You could check in your compiler to see if they are "exactly" identical, sure, but determining if they return identical values would be difficult and time consuming. You would have to basically call that method and perform its routine over an infinite number of possible calls and compare the value with that from the other routine.
Even if you could do the above, you would have to account for what global values change within the function, what objects are destroyed / changed in the function that do not affect the outcome.
You can really only compare the compiled code. So compile the compiled code to refactor?
Imagine the run time on trying to compile the code with "that" compiler. You could spend a LOT of time on here answering questions saying: "busy compiling..." :)
I think if you allow side effects, you can show that the problem can be morphed into the Post correspondence problem so you can't, in general, show if two functions are even capable of having the same side effects.
Is it impossible to know if two functions are equivalent?
No. It is possible to know that two functions are equivalent. If you have f(x), you know f(x) is equivalent to f(x).
If the question is "it is possible to determine if f(x) and g(x) are equivalent with f and g being any function and for all functions g and f", then the answer is no.

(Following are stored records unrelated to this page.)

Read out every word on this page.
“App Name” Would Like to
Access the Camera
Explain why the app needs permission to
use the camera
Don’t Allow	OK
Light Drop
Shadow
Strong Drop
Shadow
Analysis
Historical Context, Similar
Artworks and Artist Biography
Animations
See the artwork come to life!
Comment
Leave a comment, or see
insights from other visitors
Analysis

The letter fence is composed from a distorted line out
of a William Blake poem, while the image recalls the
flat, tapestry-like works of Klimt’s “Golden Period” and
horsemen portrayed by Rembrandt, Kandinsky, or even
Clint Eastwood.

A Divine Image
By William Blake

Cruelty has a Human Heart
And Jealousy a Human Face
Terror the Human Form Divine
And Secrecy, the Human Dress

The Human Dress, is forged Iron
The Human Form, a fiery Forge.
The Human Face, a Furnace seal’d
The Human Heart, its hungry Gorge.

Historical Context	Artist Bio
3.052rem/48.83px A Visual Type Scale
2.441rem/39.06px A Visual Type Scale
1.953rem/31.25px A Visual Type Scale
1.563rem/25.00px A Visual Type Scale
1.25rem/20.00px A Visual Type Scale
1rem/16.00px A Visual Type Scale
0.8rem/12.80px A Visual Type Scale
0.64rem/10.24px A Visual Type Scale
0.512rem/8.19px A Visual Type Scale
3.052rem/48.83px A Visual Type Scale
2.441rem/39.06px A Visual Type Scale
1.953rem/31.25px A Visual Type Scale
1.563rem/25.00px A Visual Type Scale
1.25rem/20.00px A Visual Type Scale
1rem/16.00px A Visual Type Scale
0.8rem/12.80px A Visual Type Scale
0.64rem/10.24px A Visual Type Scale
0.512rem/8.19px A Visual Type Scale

However, if the question is "can a compiler determine that if f(x) and g(x) are equivalent that they are equivalent?", then the answer is yes if they are equivalent in both output and side effects and order of side effects. In other words, if one is a transformation of the other that preserves behavior, then a compiler of sufficient complexity should be able to detect it. It also means that the compiler can transform a function f into a more optimal and equivalent function g given a particular definition of equivalent. It gets even more fun if f includes undefined behavior, because then g can also include undefined (but different) behavior!